Presbytère
Discret joyau du patrimoine angevin, ce presbytère du XVIIIe siècle à Chartrené illustre avec élégance l'architecture religieuse rurale des Pays de la Loire, inscrit aux Monuments Historiques en 1984.
History
Niché au cœur du village de Chartrené, dans le Maine-et-Loire, le presbytère du XVIIIe siècle constitue l'un de ces édifices modestes mais révélateurs de l'art de bâtir propre à l'Anjou rural des Lumières. Loin des fastes des grandes demeures seigneuriales, il incarne une architecture sobre et fonctionnelle, pensée pour loger le desservant d'une communauté paysanne, et témoigne de l'ancrage profond de l'Église dans la vie quotidienne des campagnes angevines. L'édifice déploie les caractéristiques typiques des constructions presbytérales du siècle classique : façades ordonnées, ouvertures régulièrement rythmées, toiture à forte pente couverte d'ardoise — ce matériau omniprésent dans le Val d'Anjou qui confère aux toits leur teinte bleutée si caractéristique. Les murs en tuffeau ou en moellon de calcaire local, liés à la chaux, offrent cette tonalité dorée que l'on retrouve dans tout le bâti traditionnel du département. Visiter le presbytère de Chartrené, c'est plonger dans le quotidien d'un curé de campagne de l'Ancien Régime : une demeure à échelle humaine, avec son jardin clos, ses dépendances agricoles et son rapport immédiat à l'église paroissiale voisine. Cette proximité fonctionnelle entre le lieu de culte et la maison du prêtre constitue une leçon d'organisation du territoire rural français, peu commentée mais infiniment instructive. Le cadre villageois de Chartrené, commune rurale du Baugeois, ajoute à l'atmosphère de sérénité du site.

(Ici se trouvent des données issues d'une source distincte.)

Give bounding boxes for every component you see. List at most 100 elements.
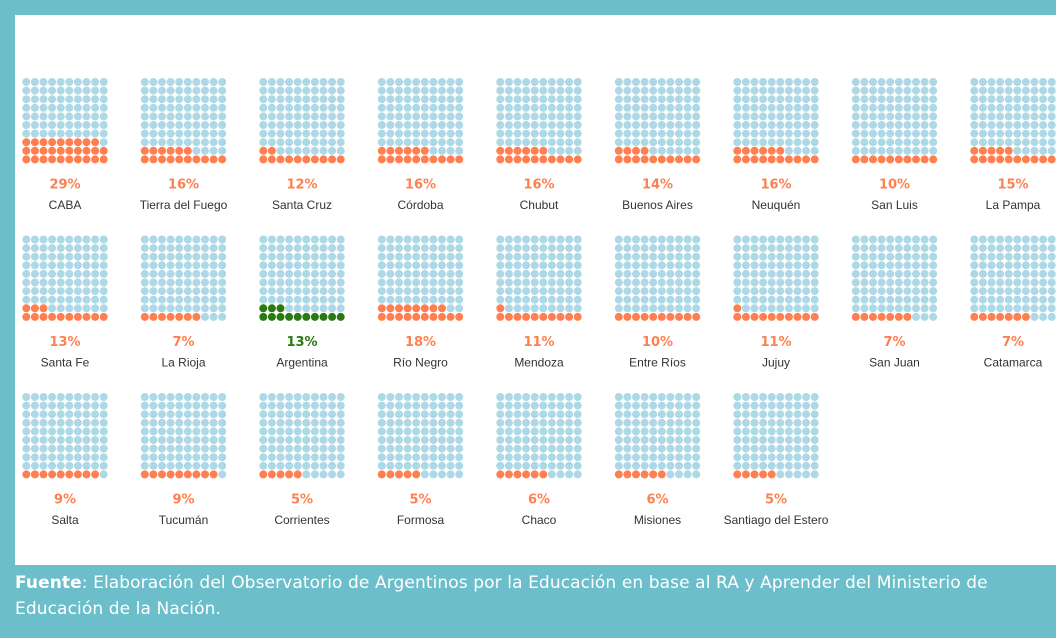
- empty-dot: [310, 410, 319, 419]
- empty-dot: [56, 410, 65, 419]
- empty-dot: [666, 401, 675, 410]
- empty-dot: [539, 418, 548, 427]
- category-label: La Pampa: [986, 198, 1041, 212]
- empty-dot: [565, 261, 574, 270]
- empty-dot: [970, 129, 979, 138]
- empty-dot: [183, 112, 192, 121]
- filled-dot: [22, 138, 31, 147]
- empty-dot: [1021, 138, 1030, 147]
- empty-dot: [504, 138, 513, 147]
- empty-dot: [293, 269, 302, 278]
- empty-dot: [158, 121, 166, 129]
- empty-dot: [82, 269, 91, 278]
- empty-dot: [741, 86, 750, 95]
- empty-dot: [73, 393, 82, 401]
- empty-dot: [733, 269, 742, 278]
- empty-dot: [513, 436, 522, 444]
- waffle-background: [140, 78, 227, 155]
- empty-dot: [530, 261, 539, 270]
- empty-dot: [860, 138, 869, 147]
- empty-dot: [784, 461, 793, 470]
- filled-dot: [741, 146, 750, 155]
- empty-dot: [784, 444, 793, 453]
- empty-dot: [377, 418, 386, 427]
- filled-dot: [767, 312, 776, 321]
- filled-dot: [22, 146, 31, 155]
- empty-dot: [403, 444, 412, 453]
- empty-dot: [666, 393, 675, 401]
- empty-dot: [530, 252, 539, 261]
- empty-dot: [759, 287, 768, 296]
- empty-dot: [446, 393, 455, 401]
- empty-dot: [259, 261, 268, 270]
- empty-dot: [565, 269, 574, 278]
- empty-dot: [741, 436, 750, 444]
- empty-dot: [640, 138, 649, 147]
- filled-dot: [733, 470, 742, 479]
- empty-dot: [1047, 287, 1056, 296]
- source-label: Fuente: [15, 573, 82, 593]
- filled-dot: [767, 155, 776, 164]
- empty-dot: [319, 261, 328, 270]
- empty-dot: [48, 304, 57, 313]
- empty-dot: [894, 269, 903, 278]
- empty-dot: [741, 121, 750, 129]
- empty-dot: [48, 410, 57, 419]
- empty-dot: [547, 86, 556, 95]
- empty-dot: [192, 278, 201, 287]
- filled-dot: [987, 146, 996, 155]
- filled-dot: [82, 470, 91, 479]
- empty-dot: [912, 112, 920, 121]
- empty-dot: [438, 138, 446, 147]
- empty-dot: [556, 252, 565, 261]
- filled-dot: [776, 155, 785, 164]
- empty-dot: [522, 418, 531, 427]
- empty-dot: [209, 401, 218, 410]
- empty-dot: [82, 461, 91, 470]
- empty-dot: [802, 252, 811, 261]
- empty-dot: [522, 252, 531, 261]
- empty-dot: [793, 287, 802, 296]
- filled-dot: [640, 312, 649, 321]
- value-label: 9%: [172, 493, 194, 508]
- filled-dot: [776, 146, 785, 155]
- empty-dot: [285, 252, 294, 261]
- empty-dot: [73, 427, 82, 436]
- empty-dot: [267, 138, 276, 147]
- empty-dot: [996, 95, 1005, 104]
- empty-dot: [175, 269, 184, 278]
- empty-dot: [496, 461, 505, 470]
- empty-dot: [259, 295, 268, 304]
- empty-dot: [912, 312, 920, 321]
- empty-dot: [851, 86, 860, 95]
- empty-dot: [860, 78, 869, 86]
- empty-dot: [293, 401, 302, 410]
- empty-dot: [30, 278, 39, 287]
- empty-dot: [810, 146, 819, 155]
- empty-dot: [267, 461, 276, 470]
- empty-dot: [386, 95, 395, 104]
- empty-dot: [328, 410, 337, 419]
- empty-dot: [675, 86, 683, 95]
- empty-dot: [259, 287, 268, 296]
- empty-dot: [73, 453, 82, 462]
- empty-dot: [802, 146, 811, 155]
- empty-dot: [784, 410, 793, 419]
- filled-dot: [573, 155, 582, 164]
- empty-dot: [65, 444, 74, 453]
- empty-dot: [310, 278, 319, 287]
- empty-dot: [929, 78, 938, 86]
- empty-dot: [395, 129, 403, 138]
- filled-dot: [614, 146, 623, 155]
- empty-dot: [614, 235, 623, 244]
- filled-dot: [522, 312, 531, 321]
- empty-dot: [793, 121, 802, 129]
- empty-dot: [429, 146, 438, 155]
- empty-dot: [810, 261, 819, 270]
- waffle-fill: [377, 146, 464, 164]
- empty-dot: [149, 295, 158, 304]
- empty-dot: [784, 287, 793, 296]
- empty-dot: [530, 129, 539, 138]
- empty-dot: [692, 427, 701, 436]
- empty-dot: [632, 235, 640, 244]
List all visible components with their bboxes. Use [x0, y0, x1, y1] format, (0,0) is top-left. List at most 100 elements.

Les environs offrent un paysage typiquement ligérien, entre bocages, vergers et terres agricoles doucement vallonnées, qui rappelle que ce territoire fut longtemps celui d'une Anjou profonde, éloignée des grandes voies de circulation mais non dénuée de raffinement architectural.
Architecture
Le presbytère de Chartrené s'inscrit dans la tradition de l'architecture civile et religieuse rurale angevine du XVIIIe siècle, caractérisée par une sobriété classique qui reflète les canons architecturaux diffusés depuis les villes épiscopales d'Angers et du Mans. Le bâtiment principal présente vraisemblablement un plan rectangulaire simple à un ou deux niveaux, avec une façade ordonnée rythmée par des fenêtres à petits bois disposées en travées régulières, témoignant de l'influence de l'esthétique classique française sur l'architecture vernaculaire. Les matériaux employés sont ceux du bâti traditionnel du Baugeois : les murs sont probablement en moellon de calcaire local, enduits à la chaux, avec des encadrements de baies en tuffeau finement taillé — cette pierre blanche et tendre que les carriers angevins extrayaient des coteaux de la Loire et dont la douceur facilitait le travail des maçons. La toiture, à deux pentes prononcées, est couverte d'ardoise bleue-noire extraite des carrières de Trélazé, près d'Angers, qui approvisionnaient l'ensemble du département depuis le Moyen Âge. Des souches de cheminée en briques ou en pierre animent la silhouette du toit. Le programme architectural traditionnel d'un tel presbytère comprend, outre la salle d'accueil et les pièces d'habitation, une cuisine, une écurie ou remise, et surtout un jardin clos de murs — l'hortus conclusus du prêtre — où se cultivaient herbes médicinales, légumes et arbres fruitiers. Cet ensemble bâti-jardin forme un microcosme autosuffisant caractéristique de l'économie presbytérale d'Ancien Régime, et c'est peut-être la conservation de cet ensemble cohérent qui valut à l'édifice son inscription aux Monuments Historiques.